The law is quite clear. If a dog is "at large" in a field with lifestock (bovine or sheep) i.e. not on a lead, the farmer has a legal right to shoot the dog. The dog does not need to be attacking the livestock, it just needs to be "at large"......so, if walking through a field with livestock in it keep your dog on a lead.....especially if it has a habit of having a go.....
NOTE: The definition is not one of control.....it is a simple was it on a lead or not...and if not, it can be shot.
Now the animal behaviour bit!
Bovines (cows) can show two sets of behaviour - both can be dangerous but for different reasons. They can be curious (whats that dog doing in our field?) and may approach or can be aggressive (that dog is threatening my calf......KILL...).
If you are in a field with cows and calves, do not get between the cows and the calves and, if you havent already done it, be prepared to slip the leash off the dog. If the cows do attack - you will know if they do - they will always go for the dog. Leave cows and dog to it. Let the dog take its chances and exit the field. Cows in this position will only stop attacking when they are sure there is no further threat to their calf. This makes them more dangerous than a bull! Getting a dog between cows and calves will provoke an attack. If you get in the way, you will get hurt or be killed. Your dog...if it has any sense at all, will exit the field by the nearest hole in the hedge!

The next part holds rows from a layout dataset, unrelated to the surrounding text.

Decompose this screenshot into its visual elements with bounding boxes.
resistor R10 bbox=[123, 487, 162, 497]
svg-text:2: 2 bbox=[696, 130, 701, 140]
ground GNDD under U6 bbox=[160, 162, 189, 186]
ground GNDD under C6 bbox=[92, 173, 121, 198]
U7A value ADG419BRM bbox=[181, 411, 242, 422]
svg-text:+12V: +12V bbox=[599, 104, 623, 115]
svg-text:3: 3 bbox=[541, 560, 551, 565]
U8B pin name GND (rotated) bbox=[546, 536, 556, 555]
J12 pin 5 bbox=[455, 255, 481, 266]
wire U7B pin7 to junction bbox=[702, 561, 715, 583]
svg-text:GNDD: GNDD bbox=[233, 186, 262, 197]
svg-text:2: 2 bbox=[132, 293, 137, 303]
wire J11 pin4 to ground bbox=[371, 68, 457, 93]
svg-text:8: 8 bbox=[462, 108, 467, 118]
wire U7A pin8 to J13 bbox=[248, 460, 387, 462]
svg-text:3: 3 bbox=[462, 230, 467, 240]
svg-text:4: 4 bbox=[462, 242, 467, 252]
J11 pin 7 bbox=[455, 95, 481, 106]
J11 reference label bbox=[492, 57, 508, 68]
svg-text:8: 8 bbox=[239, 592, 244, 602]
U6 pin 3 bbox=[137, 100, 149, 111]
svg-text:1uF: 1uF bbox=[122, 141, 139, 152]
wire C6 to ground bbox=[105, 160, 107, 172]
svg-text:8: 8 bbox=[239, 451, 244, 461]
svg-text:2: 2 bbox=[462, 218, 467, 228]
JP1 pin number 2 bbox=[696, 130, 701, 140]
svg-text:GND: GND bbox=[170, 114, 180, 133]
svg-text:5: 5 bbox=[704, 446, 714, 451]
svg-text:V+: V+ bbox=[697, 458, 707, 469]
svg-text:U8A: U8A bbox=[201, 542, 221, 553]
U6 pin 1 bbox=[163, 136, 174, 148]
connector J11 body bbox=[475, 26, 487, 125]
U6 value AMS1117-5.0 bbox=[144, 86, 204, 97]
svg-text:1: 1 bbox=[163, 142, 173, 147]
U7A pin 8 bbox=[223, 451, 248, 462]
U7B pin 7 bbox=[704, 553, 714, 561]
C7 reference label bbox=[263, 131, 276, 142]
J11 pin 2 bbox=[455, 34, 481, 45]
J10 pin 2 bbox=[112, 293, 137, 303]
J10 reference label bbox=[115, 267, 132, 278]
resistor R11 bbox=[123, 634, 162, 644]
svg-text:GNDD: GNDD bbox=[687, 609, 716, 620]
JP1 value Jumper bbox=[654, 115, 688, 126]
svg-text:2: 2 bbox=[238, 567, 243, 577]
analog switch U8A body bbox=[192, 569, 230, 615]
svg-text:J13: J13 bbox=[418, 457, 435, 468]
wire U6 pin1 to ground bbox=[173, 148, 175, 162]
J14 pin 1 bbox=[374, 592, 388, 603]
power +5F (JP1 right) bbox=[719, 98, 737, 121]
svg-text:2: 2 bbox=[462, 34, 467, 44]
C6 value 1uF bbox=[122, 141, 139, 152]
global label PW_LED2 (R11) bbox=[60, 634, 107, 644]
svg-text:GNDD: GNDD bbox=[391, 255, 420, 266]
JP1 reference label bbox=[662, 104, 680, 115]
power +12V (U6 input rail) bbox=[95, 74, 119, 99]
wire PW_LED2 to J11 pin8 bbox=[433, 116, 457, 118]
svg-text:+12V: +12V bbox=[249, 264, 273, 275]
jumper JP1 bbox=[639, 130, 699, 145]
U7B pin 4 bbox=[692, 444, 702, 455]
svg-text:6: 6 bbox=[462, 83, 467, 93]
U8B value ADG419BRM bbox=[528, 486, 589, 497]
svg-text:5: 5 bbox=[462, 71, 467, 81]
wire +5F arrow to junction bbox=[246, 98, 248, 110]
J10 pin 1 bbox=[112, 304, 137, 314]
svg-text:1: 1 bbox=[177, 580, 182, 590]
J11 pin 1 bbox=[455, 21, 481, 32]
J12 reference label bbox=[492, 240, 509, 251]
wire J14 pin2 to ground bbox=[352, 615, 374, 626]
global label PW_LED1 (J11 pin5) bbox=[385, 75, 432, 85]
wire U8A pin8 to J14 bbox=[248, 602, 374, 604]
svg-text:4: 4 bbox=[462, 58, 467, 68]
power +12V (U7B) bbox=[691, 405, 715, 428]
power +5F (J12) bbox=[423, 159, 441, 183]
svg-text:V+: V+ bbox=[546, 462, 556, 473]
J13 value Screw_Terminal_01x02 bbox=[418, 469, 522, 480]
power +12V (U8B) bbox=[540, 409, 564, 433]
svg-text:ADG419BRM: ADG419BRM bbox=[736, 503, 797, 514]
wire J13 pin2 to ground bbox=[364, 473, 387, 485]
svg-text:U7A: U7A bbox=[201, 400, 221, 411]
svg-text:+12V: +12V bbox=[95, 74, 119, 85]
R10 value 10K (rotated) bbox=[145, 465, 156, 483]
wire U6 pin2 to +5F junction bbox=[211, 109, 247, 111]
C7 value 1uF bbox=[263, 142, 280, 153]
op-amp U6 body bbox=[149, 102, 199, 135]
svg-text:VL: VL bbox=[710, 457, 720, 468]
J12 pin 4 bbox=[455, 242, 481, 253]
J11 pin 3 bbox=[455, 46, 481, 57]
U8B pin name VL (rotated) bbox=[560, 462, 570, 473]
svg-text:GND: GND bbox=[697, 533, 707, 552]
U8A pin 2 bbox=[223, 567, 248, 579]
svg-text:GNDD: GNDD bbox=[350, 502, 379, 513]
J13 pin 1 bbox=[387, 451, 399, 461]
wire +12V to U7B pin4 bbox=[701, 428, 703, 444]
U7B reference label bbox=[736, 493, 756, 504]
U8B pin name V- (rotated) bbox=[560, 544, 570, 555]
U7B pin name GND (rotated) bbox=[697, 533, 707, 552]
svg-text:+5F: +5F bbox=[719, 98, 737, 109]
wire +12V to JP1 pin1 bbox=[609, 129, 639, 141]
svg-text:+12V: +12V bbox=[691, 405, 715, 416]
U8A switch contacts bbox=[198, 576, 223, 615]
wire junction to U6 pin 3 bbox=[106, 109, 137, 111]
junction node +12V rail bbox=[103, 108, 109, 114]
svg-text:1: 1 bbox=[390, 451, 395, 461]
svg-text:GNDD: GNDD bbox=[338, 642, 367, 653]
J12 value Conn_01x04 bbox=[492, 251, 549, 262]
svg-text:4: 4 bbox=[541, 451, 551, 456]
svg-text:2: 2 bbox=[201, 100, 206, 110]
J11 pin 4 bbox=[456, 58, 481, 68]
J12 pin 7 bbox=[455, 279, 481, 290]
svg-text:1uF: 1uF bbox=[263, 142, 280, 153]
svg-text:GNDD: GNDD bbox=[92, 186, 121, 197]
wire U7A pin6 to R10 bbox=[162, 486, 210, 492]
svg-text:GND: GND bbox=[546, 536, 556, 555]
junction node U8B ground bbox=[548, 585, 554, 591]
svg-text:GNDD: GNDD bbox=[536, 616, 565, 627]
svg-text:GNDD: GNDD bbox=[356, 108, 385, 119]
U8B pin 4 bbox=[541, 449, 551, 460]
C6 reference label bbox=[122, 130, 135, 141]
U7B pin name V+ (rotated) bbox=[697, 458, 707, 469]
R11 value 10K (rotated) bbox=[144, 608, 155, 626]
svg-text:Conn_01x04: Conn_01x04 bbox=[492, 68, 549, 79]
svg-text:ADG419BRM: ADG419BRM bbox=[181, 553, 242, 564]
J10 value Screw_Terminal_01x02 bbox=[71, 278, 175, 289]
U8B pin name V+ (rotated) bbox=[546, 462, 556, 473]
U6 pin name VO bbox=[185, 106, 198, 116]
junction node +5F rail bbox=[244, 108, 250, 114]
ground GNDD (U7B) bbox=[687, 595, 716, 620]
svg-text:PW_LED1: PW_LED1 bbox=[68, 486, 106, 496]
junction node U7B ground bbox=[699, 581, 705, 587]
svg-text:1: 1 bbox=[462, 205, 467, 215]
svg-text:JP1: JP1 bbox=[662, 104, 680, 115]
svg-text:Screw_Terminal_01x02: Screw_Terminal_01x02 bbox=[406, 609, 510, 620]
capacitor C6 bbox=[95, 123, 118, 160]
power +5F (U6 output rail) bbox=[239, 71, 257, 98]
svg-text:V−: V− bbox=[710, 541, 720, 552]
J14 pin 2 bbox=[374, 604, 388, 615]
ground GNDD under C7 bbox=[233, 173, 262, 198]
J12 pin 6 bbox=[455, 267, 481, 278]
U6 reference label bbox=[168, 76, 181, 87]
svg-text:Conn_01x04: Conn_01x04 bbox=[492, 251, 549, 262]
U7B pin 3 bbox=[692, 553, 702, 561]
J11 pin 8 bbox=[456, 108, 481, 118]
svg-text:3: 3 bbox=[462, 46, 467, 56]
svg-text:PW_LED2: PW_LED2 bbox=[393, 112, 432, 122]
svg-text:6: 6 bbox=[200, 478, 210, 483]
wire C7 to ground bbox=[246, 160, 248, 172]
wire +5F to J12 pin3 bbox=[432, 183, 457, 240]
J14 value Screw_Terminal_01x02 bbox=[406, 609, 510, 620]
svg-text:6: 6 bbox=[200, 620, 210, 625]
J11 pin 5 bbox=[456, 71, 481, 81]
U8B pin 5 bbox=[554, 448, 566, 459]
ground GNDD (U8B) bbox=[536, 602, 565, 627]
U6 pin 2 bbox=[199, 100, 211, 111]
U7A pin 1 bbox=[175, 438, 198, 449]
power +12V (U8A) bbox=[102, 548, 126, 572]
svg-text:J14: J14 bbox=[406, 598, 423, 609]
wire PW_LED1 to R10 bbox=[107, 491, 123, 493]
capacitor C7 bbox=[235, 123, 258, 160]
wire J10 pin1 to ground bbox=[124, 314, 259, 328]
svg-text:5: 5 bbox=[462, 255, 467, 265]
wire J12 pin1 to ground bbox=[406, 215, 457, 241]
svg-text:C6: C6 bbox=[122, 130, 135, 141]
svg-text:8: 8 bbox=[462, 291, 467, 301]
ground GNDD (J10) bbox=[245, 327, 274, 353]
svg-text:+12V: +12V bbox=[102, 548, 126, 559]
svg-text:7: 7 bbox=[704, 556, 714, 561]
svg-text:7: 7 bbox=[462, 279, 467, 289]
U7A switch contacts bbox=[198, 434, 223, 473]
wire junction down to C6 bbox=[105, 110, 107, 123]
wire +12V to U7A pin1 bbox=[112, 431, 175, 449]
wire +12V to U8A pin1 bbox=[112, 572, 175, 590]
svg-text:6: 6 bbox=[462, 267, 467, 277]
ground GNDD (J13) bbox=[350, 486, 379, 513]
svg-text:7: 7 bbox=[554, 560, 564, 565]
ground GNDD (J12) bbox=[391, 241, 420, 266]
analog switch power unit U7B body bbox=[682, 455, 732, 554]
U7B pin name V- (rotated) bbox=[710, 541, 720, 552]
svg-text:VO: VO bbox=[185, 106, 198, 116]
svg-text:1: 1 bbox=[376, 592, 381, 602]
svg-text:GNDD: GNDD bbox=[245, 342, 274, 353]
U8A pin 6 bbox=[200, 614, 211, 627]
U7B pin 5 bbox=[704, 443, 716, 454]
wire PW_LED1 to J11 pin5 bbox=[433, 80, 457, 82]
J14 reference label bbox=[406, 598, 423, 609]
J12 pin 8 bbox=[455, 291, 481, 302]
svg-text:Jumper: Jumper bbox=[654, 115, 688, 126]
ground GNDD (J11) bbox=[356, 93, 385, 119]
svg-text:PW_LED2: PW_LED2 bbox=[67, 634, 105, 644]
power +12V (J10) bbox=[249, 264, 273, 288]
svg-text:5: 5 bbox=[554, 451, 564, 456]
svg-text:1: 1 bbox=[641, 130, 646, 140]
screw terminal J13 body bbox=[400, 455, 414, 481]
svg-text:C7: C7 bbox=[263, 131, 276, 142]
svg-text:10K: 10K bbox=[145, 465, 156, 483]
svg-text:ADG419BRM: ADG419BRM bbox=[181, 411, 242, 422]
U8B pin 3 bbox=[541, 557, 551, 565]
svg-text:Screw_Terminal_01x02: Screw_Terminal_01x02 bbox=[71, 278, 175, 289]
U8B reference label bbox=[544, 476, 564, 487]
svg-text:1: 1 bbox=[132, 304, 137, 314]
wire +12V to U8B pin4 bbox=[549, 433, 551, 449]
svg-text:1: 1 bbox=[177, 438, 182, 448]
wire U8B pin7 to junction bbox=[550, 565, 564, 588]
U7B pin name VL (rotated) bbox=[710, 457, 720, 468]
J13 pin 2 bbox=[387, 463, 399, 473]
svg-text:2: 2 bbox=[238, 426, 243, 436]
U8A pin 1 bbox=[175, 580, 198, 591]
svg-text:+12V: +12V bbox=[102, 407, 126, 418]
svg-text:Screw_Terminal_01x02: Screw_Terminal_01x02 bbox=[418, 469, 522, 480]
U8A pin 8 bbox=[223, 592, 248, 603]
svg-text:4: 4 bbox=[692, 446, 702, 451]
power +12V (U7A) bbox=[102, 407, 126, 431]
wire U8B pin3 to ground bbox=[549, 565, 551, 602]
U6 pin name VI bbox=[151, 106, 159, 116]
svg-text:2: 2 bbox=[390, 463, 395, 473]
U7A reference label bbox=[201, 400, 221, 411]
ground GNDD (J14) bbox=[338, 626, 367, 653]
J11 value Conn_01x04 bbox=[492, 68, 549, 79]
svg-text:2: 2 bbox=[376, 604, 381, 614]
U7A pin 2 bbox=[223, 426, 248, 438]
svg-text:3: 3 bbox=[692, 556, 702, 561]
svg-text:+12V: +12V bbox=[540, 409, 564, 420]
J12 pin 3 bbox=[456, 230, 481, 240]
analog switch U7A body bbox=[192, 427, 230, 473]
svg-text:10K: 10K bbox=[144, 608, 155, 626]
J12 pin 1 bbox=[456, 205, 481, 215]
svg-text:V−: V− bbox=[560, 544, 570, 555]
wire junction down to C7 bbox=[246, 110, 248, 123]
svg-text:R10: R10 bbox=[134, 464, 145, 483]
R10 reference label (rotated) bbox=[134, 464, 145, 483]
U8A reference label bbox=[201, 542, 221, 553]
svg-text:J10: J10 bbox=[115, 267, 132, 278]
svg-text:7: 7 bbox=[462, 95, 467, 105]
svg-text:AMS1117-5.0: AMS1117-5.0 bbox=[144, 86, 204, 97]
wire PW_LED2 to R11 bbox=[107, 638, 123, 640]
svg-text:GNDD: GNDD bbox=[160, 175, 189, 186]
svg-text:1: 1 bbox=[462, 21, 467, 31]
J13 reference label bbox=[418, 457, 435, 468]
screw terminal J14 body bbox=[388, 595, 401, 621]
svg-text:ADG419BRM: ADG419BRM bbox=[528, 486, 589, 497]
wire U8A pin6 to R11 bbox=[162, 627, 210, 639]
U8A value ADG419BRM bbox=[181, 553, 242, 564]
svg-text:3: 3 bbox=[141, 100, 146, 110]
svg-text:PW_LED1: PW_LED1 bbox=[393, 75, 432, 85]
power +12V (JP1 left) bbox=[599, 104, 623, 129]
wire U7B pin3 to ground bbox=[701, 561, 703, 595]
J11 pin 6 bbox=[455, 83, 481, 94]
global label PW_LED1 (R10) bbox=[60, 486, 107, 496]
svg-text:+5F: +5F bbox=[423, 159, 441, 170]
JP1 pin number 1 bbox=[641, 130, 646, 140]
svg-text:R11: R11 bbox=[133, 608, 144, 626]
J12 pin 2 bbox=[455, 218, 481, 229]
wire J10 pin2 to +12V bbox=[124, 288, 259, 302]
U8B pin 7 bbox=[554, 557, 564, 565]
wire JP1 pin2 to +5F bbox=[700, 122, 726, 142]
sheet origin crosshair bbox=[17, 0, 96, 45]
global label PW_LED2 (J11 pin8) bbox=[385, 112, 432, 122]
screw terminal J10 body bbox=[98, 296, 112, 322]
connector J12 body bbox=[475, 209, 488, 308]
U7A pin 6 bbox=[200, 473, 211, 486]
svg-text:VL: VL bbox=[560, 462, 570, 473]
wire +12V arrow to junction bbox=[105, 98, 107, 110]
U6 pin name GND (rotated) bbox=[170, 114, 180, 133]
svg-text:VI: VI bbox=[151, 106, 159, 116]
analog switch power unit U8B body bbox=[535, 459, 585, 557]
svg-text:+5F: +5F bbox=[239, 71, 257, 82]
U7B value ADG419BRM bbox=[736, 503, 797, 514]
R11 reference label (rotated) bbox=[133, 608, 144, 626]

The danger from the curious bovine (as Paddy put it) is because they are mighty curious and a touch clumsy.....so be prepared to slip your dog off its leash to distract them. Another option (if you have no dog) is to stand rock still....wait to be sniffed, maybe licked () and then walk quietly on. Think equal reactions -if you are quiet and calm, then they will be. Jump around and scream......
Sheep. Sheep are trouble, especially coming up to lambing time. All a dog has to do is run around a field to provoke panic and a stampede in a flock. Apart from the physical injuries to the sheep, pregnant ewes can spontaniously abort their lambs up to 48 hours after a stampede. When in a field with sheep......keep your dog on its lead. No exceptions.
ok, just my experience then... but my family have had cocker spaniels for the last four generations, and they may behave differently. we've never had a problem with cows - they amble over to have a sniff, and the cockers sniff back, and we all wander off our separate ways.
not anthropomophism hugh, just a few generations' experience based on one breed of dog alone.
Simon Barry wrote (see)
Of course! As I said, my concern is only about cows.
I agree with Simon about dogs worrying livestock.. My bulldog's encounter with the bullocks was my fault and never repeated because I made a point of putting his and his successors' leads on whenenever they might meet any, but I then made sure we didn't get into any fields with cattle. I had to put them on leads for horses too.
I think that this thread has shown that the bullbreeds (mine and Ray's) act one way, spaniels another and other unspecified breeds run away. Peewiglet will need to establish how her terrier reacts before she can choose the best strategy.
Frum wrote (see)
I hope mine will be one of the 'smile first, and if necessary run away' breeds!